Что я тебе скажу, дружище: «любовь» — не то слово. Для того, что происходит между этой парой, пока нет названия. Она для него бог. Он для нее — все на свете. Она в лепешку расшиблась, бегала, просила, требовала, чтобы его, как он есть, со слепыми глазами, приняли в Киевский университет. Сама она успевала и работать в госпитале, и ходить с ним на лекции, переписывать конспекты, читать ему их дома… Сидела и с ним «учила уроки», как с ребенком — учеником первого класса. Не знаю, писал ли он и прежде стихи. Если и писал, то это наверняка было несерьезно — юношеские пробы. И вдруг ни с того ни с сего в один прекрасный день — но ты, конечно, сам понимаешь, что не совсем «вдруг» — он начал писать. Вначале — в голове, в одиночестве, для себя. Потом, стоило ей только выслушать несколько первых его стихотворений, они уже писали вместе. Это означает, что он сидит или лежит на кушетке и диктует, а она записывает. Если он велит ей строчку вычеркнуть, она вычеркивает; изменить слово — она изменяет; если он заставляет ее стихотворение порвать, она обещает порвать — и прячет. Короче говоря, он теперь — поэт. Мой киевский знакомый. Успел издать несколько книжек стихов. Часто выступает на вечерах поэзии. Она его выводит на сцену, и он наизусть читает. Сначала совсем тихо, еле слышно, потом все громче, сильнее, голос накаляется, звенит. Очень трогательные стихи, вовсе не плохие, его стало интересно слушать. Поэзия сделалась смыслом его жизни. Поэзия и Соня. Поэзия благодаря Соне. Здесь можно с полным основанием сказать ей спасибо. Спасибо ей в самом большом смысле слова и спасибо в самом простом смысле…

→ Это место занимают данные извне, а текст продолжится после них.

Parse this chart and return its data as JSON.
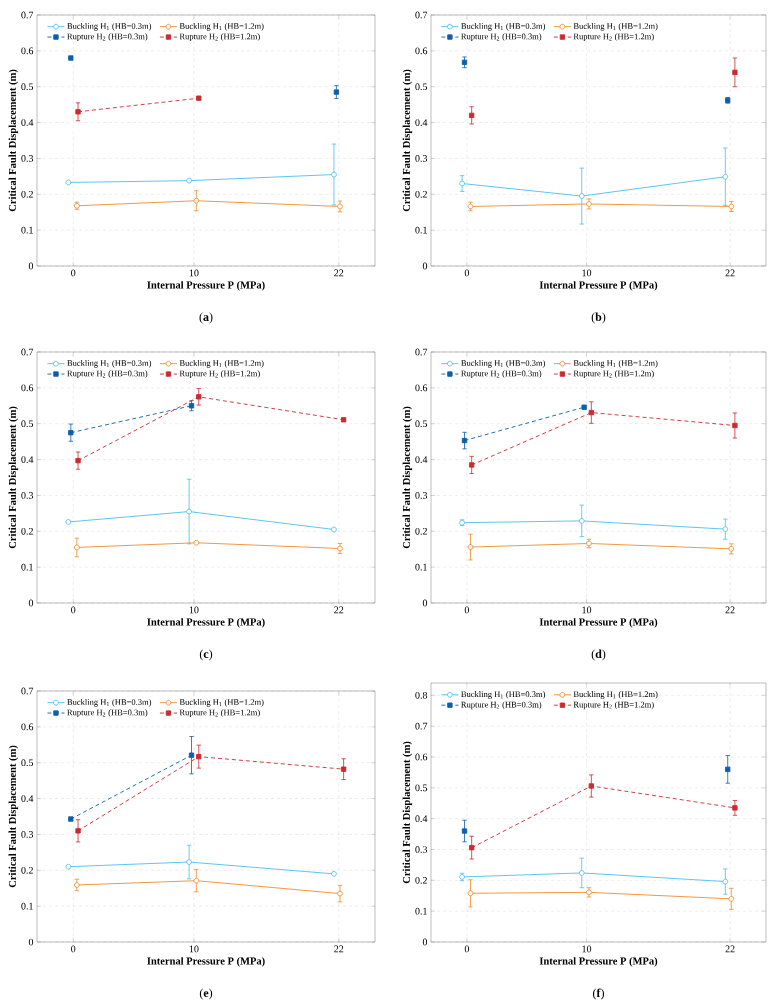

История, которую рассказала мне Рива Балясная, так взволновала ее саму, что, замолчав, она не могла унять возбуждения, щеки у нее пылали. Я подумал, что этим рассказом она подняла свое настроение, отвлеклась от переживаний последнего времени. Мы поднялись со скамейки, и Рива бросила:

— Настоящих имен Сони и Виктора я тебе не скажу. Если сподобишься снова породниться с ними, сам узнаешь…

— Разве в этом дело? — почему-то виновато ответил я.

4

Как-то я опять поехал к морю, в Дом писателей.

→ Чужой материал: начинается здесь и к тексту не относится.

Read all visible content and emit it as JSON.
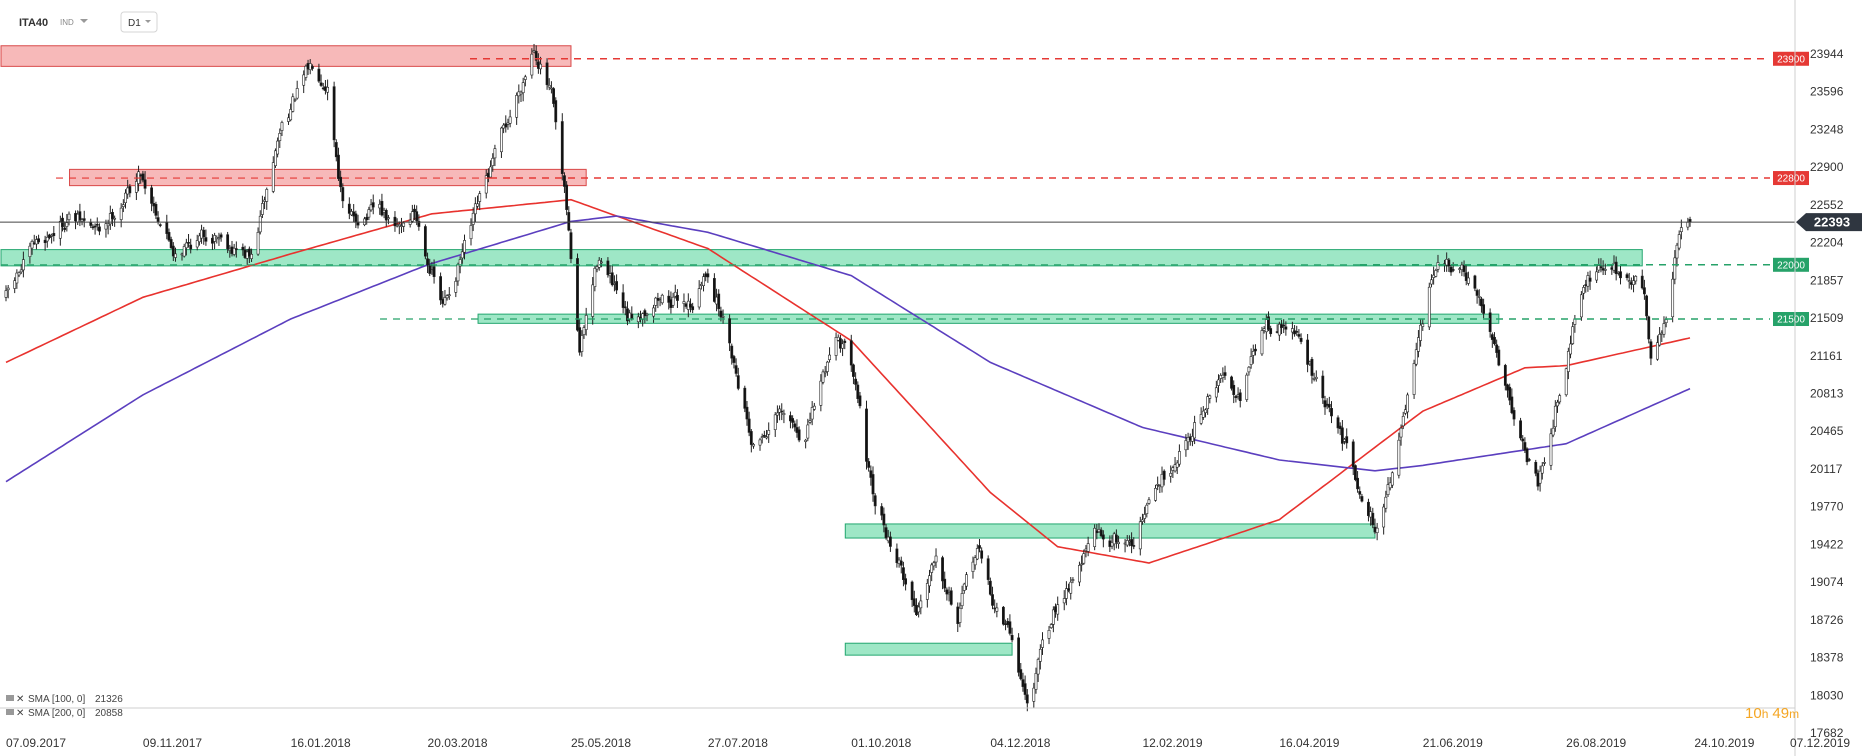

И там, на вечере, где поэты читали свои стихи, я увидел поднимающегося на эстраду поэта, имя которого только что объявили, вместе с ним поднималась женщина. Она не вела его под руку, не поддерживала. Просто шла рядом с ним, и он чувствовал ее шаги рядом. По нескольким ступенькам, ведущим на сцену, он взошел уверенно, легко, не нашаривая их ногами; казалось, знал, куда идти.

Женщина оставила его на сцене, и поэт начал читать. Слепые глаза открыты. Никто в зале не заподозрил бы что на сцене стоит незрячий. Поэт сам рассказал об этом в стихах.